I know performance isn't the primary goal of this device, but these decisions are probably leaving a lot on the table. (And here's the bottom routing for completeness: https://i.imgur.com/qxwJvpU.png)

Your eyes do not deceive you, the pin headers aren't in a straight line, they wobble up and down with every other pin 9 mils higher or lower than the previous pin. This probably makes assembly a little simpler because the pin headers will comfortably fit in the 0.0354" holes, but the insulators will flex and hold them in place even when the board is inverted to solder the bottom half, but might put some tension on the solder joints if you wanted to stack a daughterboard on it.

The main U5/U6 connectors are spaced out by 0.9" in Y and aligned in X, the -5V power connector is conveniently aligned in Y with U6 and skips two 0.1" pins in X if you wanted to include that in the design (or try to stick the whole thing in a breadboard). The J3/J4 jumpers/headers by the USB connector are on the same 0.1" grid, but inconveniently not aligned with U6 for deep integration in a breadboard or daughterboard and power isolation through a lab power supply.
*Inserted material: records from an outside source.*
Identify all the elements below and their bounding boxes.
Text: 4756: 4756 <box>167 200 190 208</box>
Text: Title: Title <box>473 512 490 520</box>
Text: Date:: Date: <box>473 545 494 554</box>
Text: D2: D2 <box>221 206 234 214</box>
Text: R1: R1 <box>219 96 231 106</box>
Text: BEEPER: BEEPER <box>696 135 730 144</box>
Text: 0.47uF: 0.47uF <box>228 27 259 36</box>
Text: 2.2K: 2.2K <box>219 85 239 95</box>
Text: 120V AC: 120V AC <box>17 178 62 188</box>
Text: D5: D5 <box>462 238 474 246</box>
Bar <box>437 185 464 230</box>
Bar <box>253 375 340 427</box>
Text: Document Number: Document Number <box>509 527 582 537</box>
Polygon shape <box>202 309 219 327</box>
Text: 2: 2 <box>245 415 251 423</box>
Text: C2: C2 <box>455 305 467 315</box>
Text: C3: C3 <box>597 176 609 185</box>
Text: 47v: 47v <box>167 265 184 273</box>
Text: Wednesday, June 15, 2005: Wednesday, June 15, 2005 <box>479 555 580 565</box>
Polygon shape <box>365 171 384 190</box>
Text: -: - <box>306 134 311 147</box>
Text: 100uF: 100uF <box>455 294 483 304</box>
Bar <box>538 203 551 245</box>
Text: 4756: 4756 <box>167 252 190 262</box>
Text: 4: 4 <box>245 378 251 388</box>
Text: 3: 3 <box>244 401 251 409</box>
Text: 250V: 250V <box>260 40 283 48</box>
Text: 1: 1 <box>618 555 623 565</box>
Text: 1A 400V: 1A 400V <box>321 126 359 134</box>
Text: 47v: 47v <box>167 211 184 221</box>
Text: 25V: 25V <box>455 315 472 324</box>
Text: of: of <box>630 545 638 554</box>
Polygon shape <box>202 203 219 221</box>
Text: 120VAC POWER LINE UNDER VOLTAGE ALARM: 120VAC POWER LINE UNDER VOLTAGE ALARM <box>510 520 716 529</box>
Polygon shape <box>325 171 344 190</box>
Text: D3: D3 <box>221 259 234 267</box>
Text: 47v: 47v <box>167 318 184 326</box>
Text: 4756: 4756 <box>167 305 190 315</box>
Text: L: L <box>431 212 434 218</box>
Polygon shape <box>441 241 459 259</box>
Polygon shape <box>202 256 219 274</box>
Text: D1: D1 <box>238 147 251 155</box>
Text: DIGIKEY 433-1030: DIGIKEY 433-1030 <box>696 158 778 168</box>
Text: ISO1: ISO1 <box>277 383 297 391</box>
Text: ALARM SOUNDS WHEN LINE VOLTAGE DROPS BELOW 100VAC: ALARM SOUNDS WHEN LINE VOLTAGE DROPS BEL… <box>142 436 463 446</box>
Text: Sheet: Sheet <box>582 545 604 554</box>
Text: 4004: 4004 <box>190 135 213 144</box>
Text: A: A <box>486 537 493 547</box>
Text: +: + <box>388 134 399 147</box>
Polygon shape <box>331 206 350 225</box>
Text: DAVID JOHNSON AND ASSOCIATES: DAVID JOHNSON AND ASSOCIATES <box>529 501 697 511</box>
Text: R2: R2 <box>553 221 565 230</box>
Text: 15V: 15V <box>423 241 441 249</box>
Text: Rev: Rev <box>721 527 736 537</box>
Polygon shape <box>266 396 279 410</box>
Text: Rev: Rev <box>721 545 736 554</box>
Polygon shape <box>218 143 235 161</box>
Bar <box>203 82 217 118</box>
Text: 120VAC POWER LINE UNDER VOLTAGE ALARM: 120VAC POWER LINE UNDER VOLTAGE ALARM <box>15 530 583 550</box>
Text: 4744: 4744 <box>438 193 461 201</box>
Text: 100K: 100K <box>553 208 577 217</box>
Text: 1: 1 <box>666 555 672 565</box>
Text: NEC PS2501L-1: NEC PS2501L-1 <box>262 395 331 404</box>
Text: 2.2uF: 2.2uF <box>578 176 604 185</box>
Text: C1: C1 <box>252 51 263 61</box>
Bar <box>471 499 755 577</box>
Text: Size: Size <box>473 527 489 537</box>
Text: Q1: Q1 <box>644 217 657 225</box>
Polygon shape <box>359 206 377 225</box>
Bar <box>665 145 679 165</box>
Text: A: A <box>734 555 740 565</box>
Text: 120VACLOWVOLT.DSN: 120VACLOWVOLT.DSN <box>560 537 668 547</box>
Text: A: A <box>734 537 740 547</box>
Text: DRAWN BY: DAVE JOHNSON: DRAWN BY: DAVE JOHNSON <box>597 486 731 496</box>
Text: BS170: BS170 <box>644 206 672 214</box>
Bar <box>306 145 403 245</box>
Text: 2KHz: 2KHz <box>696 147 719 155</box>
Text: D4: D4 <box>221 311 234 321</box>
I do appreciate the inclusion of J10 as an extra ground pin J10 off in the corner - you weren't doing anything with that space anyways, and that's sure to come in useful for someone poking at a circuit with a meter or wiring something up!

A notable feature at this price point is the inclusion of a charge pump to generate -5V, I expected a 0-5V range with nominal rail-to-rail opamp rather than positive and negative voltages. I suppose this is persuasive when working with audio signals, which is probably a significant use case for this device. But again, the circuitous (ha) route to the opamp by the noisy VS- output signal and the decoupling and power supply to the charge pump chip U4 are not helping the performance. I doubt it would pass FCC certification, but it doesn't really have to.

All in all, a pretty neat little device at an impressive price point! Don't take my criticisms as complaining, I meant it to be constructive - well done making cool stuff and putting it on the internet!